Kraje Unii Europejskiej nie porozumiały się w poniedziałek w sprawie zmiany przeliczania kwot mlecznych. Gdyby taką zmianę przyjęto, to Polska mogłaby uniknąć wysokich kar za nadprodukcję mleka.
Przyszłość sektora mleczarskiego w UE po wygaśnięciu kwot mlecznych w marcu 2015 r. był jednym z tematów poniedziałkowego spotkania ministrów rolnictwa w Brukseli. Polska i kilkanaście innych krajów Unii zabiegała o dostosowanie współczynników korekty zawartości tłuszczu obowiązujących w ramach systemu kwotowania mleka, co prowadziłoby do zwiększenia kwot (o ok. 1 proc.) i pozwoliłaby na uniknięcie wysokich kar za przekroczenie kwoty przez polskich rolników w 2013 r. i częściowo w 2014 r.
Celem tej zmiany byłoby przede wszystkim ułatwienie producentom mleka przygotowania się do likwidacji kwot mlecznych. W czerwcu krajom UE nie udało się dojść do porozumienia w tej sprawie, dlatego temat powrócił na posiedzenie Rady UE w poniedziałek w formie kompromisowej propozycji. Jednak i tym razem nie uzyskała ona poparcia kwalifikowanej większości głosów w Radzie UE.
Według źródeł dyplomatycznych Francja, Węgry, Słowacja, Czechy, Chorwacja, Bułgaria, Portugalia, Rumunia, Dania, Słowenia, Szwecja, Włochy oraz Wielka Brytania nie zmieniły swojego stanowiska i nie poparły projektu dokumentu. Argumentowały, że nie należy zmieniać wcześniej podjętych decyzji. Wskazywały też, że dostosowanie współczynników korekty zawartości tłuszczu faworyzowałoby producentów przekraczających kwoty, a redukcja opłat za przekroczenie kwot skutkowałaby zmniejszeniem wpływów do budżetu unijnego.
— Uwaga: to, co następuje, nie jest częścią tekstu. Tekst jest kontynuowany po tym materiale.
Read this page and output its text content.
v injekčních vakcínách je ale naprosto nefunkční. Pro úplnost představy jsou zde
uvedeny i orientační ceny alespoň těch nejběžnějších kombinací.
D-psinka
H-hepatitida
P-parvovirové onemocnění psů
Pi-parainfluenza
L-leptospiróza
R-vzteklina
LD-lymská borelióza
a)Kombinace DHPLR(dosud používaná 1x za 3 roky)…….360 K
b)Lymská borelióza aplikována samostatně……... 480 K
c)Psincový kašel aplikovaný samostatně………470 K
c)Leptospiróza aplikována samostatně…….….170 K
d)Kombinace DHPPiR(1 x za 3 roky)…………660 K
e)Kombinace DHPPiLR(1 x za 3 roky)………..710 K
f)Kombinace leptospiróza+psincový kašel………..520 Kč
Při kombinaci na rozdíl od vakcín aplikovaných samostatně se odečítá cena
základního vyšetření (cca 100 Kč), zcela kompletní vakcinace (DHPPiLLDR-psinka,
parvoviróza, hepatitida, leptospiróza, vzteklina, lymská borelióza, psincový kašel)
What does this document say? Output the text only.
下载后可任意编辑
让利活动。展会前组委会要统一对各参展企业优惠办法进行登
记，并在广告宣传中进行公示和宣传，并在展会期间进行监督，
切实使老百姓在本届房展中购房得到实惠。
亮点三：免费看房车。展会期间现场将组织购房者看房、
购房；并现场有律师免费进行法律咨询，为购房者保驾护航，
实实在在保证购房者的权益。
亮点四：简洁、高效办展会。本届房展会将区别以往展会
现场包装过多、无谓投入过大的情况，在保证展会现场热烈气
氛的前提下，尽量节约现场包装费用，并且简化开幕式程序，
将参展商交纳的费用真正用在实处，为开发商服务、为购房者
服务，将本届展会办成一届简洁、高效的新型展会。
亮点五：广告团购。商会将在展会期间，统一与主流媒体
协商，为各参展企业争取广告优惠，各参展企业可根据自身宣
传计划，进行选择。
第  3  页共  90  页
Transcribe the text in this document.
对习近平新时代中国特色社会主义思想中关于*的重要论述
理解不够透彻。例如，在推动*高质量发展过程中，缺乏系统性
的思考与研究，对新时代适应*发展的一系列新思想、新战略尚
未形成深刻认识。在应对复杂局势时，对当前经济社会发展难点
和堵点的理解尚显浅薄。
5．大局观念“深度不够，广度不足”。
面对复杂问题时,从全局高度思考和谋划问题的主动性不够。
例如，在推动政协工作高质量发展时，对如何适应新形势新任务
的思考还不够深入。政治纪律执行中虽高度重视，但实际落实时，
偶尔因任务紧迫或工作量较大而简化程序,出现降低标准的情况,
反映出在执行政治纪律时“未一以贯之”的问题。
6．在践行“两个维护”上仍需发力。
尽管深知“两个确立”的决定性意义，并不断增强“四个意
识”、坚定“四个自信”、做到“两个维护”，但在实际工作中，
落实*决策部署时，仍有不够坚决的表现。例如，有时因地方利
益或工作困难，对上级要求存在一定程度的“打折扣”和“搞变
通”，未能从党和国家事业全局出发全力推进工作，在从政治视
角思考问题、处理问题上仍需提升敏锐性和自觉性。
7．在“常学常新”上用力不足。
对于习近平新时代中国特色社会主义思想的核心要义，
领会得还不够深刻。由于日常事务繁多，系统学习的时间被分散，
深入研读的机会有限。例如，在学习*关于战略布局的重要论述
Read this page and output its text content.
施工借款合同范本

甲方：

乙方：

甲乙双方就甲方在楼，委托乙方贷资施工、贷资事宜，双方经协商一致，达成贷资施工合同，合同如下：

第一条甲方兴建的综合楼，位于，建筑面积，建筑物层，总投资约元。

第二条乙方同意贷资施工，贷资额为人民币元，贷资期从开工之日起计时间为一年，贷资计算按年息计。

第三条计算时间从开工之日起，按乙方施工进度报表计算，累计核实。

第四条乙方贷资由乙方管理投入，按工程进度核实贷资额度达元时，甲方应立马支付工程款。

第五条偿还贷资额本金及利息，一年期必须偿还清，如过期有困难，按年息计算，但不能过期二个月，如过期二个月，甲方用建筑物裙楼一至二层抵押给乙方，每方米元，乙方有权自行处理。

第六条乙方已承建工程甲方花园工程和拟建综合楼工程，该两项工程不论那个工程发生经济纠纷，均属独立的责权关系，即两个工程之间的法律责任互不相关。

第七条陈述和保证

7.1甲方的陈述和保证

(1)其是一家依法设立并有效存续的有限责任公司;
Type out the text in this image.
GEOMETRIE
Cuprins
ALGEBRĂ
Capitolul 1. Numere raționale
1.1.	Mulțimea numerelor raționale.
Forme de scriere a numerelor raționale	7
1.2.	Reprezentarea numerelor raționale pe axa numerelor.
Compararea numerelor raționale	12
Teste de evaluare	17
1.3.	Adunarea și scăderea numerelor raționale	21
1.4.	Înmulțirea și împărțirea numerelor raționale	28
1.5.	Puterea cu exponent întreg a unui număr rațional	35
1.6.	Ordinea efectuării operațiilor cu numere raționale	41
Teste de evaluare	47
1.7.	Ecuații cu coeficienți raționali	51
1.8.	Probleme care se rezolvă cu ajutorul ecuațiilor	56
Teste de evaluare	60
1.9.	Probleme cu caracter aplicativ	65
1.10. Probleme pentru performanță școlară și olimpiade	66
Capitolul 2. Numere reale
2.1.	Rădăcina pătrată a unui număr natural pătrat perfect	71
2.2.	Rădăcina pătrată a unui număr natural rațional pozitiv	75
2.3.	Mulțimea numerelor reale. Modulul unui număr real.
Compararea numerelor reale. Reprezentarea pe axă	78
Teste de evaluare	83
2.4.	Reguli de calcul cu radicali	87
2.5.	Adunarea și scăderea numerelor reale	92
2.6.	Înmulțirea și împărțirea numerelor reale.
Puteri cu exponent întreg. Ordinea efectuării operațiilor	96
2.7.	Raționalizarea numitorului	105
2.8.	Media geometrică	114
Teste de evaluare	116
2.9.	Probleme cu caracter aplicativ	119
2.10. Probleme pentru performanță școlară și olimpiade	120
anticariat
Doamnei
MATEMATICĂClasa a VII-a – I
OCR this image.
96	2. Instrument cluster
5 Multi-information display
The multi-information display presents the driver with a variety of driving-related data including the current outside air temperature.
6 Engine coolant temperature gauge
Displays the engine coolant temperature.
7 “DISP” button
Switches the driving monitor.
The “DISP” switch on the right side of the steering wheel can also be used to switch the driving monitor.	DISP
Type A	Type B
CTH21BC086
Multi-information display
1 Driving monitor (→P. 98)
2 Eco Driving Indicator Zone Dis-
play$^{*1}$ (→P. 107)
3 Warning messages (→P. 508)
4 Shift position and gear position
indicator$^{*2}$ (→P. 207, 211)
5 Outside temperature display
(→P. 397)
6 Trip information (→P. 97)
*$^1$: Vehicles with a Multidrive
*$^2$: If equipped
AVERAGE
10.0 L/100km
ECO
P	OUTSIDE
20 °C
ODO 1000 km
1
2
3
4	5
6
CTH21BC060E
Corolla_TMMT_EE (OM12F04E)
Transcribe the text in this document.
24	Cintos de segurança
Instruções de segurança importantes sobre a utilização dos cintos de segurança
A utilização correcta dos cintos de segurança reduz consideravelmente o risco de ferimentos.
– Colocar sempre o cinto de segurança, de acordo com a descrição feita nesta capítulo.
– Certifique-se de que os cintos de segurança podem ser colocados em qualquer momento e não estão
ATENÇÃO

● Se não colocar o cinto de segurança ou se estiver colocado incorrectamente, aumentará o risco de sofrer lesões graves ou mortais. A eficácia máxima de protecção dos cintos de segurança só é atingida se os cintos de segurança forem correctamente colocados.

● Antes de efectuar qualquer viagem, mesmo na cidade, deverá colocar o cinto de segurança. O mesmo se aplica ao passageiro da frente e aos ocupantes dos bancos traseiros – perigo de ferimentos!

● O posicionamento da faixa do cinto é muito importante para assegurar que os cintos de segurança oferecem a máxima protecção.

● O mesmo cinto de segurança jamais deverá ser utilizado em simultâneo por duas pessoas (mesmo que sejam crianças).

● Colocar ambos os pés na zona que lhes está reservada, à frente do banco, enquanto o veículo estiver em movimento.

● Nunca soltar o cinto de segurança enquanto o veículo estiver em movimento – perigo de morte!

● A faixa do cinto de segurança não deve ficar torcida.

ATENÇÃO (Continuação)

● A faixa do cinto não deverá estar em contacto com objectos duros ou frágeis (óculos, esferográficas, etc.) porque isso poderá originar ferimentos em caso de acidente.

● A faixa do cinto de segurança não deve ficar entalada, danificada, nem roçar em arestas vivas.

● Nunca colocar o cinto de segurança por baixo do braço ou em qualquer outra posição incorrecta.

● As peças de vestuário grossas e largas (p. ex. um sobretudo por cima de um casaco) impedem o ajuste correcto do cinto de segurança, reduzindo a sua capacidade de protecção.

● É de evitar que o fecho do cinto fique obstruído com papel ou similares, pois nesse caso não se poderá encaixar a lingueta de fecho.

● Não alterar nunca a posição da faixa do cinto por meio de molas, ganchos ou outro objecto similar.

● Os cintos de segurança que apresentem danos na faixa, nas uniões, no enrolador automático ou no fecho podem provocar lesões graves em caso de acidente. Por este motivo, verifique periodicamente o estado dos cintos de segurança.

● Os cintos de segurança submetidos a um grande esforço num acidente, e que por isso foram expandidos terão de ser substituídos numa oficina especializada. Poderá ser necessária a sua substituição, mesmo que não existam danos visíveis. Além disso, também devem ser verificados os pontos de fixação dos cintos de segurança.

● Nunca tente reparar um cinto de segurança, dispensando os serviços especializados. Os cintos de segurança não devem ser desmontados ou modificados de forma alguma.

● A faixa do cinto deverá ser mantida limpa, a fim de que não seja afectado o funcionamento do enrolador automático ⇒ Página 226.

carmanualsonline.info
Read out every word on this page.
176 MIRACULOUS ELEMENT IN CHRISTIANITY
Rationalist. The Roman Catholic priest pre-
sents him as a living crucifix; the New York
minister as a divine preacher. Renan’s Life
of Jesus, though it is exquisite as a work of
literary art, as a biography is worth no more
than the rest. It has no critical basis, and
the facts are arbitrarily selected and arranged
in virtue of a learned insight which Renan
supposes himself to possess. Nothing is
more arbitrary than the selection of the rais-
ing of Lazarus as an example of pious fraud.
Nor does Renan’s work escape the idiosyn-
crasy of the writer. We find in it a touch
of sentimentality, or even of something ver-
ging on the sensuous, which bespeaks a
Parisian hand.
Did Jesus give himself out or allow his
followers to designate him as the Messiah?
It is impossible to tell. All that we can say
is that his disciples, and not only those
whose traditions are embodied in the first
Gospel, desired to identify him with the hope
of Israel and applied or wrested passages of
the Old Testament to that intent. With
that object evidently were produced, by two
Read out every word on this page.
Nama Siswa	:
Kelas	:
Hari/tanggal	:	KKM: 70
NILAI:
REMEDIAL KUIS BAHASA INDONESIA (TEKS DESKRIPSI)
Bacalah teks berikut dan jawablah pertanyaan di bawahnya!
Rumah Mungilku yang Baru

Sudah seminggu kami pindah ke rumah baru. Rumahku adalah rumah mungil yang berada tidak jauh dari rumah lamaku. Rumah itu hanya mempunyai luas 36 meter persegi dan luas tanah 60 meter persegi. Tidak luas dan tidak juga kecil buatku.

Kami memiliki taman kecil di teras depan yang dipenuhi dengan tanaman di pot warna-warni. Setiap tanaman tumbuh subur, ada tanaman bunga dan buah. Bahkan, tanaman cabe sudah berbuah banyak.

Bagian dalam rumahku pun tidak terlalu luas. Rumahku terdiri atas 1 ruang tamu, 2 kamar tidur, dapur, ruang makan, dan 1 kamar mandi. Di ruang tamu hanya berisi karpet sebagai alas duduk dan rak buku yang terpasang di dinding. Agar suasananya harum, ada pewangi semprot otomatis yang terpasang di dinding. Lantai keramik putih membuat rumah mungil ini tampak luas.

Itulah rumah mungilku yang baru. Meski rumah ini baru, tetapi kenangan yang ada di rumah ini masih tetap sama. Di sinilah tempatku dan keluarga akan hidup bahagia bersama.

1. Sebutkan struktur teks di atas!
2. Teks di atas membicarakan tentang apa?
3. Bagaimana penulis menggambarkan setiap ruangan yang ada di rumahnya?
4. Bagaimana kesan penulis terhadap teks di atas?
Z kolei Polska, zwolennik propozycji, argumentowała, że UE powinna nadążać za wzrostem produkcji mleka na świecie, oraz że w związku z przekroczeniem kwot przez niektóre kraje Unii wpływy do budżetu z opłat za nadprodukcję i tak będą wielokrotnie wyższe niż zakładano.
Ministrowie rolnictwa krajów UE dyskutowali też w poniedziałek o propozycji Komisji Europejskiej dotyczącej reformy przepisów o produkcji ekologicznej. Propozycja KE budzi wątpliwości, bo prowadziłaby do kolejnych utrudnień w zakresie produkcji ekologicznej dla małych i średnich gospodarstw. Zastrzeżenia budzi m.in. propozycja zakazu stosowania nasion i zwierząt z produkcji nieekologicznej do gospodarstw rozpoczynających działalność w produkcji ekologicznej.